Dreamworks has always shown a propensity toward being one of the lighter and hipper studios in the field, usually avoiding the gravitas that has long been a staple of the Pixar films (that aren't part of the abysmal Cars franchise). Dreamworks' films usually distill down to brightly colored attempts at animated fun set to catchy recent pop music, largely two or one dimensional characters interacting in a universe of cheap pop culture and poop jokes.
Well, Home does have a reduction in the general scatological humor when compared to recent middle ground releases like, say, Mr. Peabody and Sherman, but it's still an oversimplified affair that feels like it's in a hurry to get to its gags rather than tell its story properly.

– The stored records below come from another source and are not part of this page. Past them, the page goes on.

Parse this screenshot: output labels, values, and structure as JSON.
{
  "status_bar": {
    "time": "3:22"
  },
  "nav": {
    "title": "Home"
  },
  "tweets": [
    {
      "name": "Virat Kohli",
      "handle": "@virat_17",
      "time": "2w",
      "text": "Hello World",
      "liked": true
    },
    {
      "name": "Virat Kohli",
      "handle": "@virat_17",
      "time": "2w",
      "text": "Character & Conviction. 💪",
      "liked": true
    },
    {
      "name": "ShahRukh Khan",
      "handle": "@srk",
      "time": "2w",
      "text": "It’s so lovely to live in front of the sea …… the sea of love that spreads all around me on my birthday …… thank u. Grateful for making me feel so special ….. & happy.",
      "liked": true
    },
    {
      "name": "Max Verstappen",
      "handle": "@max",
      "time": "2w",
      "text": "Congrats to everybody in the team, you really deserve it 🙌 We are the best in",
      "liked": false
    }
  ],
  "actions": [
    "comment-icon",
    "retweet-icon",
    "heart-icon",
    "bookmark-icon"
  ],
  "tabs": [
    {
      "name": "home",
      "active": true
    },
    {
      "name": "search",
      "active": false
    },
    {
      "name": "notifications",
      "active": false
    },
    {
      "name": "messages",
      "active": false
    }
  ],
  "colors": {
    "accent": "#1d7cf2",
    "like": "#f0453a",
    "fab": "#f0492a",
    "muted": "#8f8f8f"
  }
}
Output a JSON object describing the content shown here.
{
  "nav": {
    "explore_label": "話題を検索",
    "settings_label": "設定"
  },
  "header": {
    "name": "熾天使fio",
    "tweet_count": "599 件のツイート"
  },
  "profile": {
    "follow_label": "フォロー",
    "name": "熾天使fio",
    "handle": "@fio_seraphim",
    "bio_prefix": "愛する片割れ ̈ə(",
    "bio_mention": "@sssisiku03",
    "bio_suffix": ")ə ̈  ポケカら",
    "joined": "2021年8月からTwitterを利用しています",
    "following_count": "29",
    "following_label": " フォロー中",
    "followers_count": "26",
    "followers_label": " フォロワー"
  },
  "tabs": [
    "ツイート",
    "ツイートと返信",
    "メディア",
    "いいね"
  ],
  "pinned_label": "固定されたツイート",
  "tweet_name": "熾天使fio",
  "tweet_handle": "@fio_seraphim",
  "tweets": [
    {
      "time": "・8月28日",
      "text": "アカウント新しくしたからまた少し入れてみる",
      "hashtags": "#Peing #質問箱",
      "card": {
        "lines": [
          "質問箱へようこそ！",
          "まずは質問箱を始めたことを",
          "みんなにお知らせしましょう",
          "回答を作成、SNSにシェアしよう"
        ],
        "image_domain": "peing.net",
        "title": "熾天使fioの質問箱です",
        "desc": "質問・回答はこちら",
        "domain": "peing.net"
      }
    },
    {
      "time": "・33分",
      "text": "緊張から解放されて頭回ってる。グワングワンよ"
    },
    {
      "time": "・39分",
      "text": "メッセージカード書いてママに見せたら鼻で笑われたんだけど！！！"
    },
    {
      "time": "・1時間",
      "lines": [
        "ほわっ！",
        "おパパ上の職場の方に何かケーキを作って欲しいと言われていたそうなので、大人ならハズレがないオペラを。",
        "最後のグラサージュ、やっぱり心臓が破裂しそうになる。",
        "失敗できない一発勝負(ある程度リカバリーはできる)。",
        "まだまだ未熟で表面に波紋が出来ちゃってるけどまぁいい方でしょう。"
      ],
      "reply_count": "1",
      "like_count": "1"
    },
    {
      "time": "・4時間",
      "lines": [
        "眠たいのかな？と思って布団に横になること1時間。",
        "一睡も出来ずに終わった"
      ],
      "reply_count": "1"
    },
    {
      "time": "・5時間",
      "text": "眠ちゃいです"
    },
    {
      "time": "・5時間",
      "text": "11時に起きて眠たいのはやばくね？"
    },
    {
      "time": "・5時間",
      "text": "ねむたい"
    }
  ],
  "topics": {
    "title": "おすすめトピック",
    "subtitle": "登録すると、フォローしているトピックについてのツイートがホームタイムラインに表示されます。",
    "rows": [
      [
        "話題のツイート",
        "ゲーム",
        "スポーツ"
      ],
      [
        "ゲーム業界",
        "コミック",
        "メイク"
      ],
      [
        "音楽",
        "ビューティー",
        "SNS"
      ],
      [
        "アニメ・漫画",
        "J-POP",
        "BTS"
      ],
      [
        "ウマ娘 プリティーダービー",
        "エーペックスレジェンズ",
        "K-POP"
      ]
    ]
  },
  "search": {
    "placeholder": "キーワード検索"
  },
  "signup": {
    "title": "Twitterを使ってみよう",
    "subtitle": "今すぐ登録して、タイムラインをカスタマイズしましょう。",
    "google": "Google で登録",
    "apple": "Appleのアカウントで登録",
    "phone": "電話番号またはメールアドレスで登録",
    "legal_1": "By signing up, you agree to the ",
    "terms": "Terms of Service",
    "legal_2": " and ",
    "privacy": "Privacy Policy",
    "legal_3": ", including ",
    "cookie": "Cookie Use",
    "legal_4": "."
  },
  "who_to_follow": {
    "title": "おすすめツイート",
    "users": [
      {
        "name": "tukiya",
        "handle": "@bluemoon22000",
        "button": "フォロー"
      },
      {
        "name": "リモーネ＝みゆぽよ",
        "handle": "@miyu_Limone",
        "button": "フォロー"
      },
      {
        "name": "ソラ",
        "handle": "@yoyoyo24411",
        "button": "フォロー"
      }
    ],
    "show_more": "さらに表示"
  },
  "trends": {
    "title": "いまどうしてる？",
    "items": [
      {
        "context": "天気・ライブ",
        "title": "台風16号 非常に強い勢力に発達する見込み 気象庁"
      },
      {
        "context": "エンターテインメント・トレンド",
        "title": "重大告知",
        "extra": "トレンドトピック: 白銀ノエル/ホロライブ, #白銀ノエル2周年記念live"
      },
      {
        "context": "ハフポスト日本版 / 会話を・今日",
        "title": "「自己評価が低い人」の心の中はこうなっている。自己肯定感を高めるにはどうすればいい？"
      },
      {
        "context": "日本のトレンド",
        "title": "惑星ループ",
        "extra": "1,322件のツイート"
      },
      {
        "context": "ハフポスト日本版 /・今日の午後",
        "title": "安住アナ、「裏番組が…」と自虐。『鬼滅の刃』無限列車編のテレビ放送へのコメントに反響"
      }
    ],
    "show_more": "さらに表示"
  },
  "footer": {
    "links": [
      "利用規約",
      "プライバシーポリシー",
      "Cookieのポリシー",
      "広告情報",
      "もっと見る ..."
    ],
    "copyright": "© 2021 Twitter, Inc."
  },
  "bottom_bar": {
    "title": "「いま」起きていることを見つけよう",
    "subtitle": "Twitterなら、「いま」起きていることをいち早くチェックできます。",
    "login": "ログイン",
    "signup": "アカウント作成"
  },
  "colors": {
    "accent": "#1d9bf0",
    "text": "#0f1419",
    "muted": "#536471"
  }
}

Think about that concept for a minute — the whole human population of Earth just zapped up into space vacuums and relocated during a visual gag heavy opening sequence as, essentially, a series of jokes. That raises a lot of complicated issues that, honestly, children aren't going to quite catch onto, and that's understandable. But the film's heroine is more sarcastic and playful than heartbroken, and it becomes hard to invest much into the concept and the characters. Don't worry if it's almost sad for a moment, an R & B song will be on soon for the characters to dance to and Oh is going to mistake a urinal cake for a breath mint.
The real problem with Home is that it isn't a bad movie so much as its creators had really very little drive to make it a good one.
Little tykes in the family are going to find it uproariously funny. But anyone over the age of twelve? Not so much.
That isn't to say the film isn't without merit. Parsons gives an excellent performance in a role that seems like largely a more subtle and friendly echo of his Sheldon character from The Big Bang Theory, and has a few speeches that elevate the character into more interesting and empathetic territory. But the filmmakers are only willing to break their goofy kids comedy so much. The result is a film that will often seem tedious to adults.
While I can't say I actively disliked it or hated it, I can tell you that it wasn't particularly interested in engaging the adults who bring the little tykes to the movies, and that is a potentially grievous wound on its own.
It isn't the worst Dreamworks has turned out over the years, but they could be doing a lot better.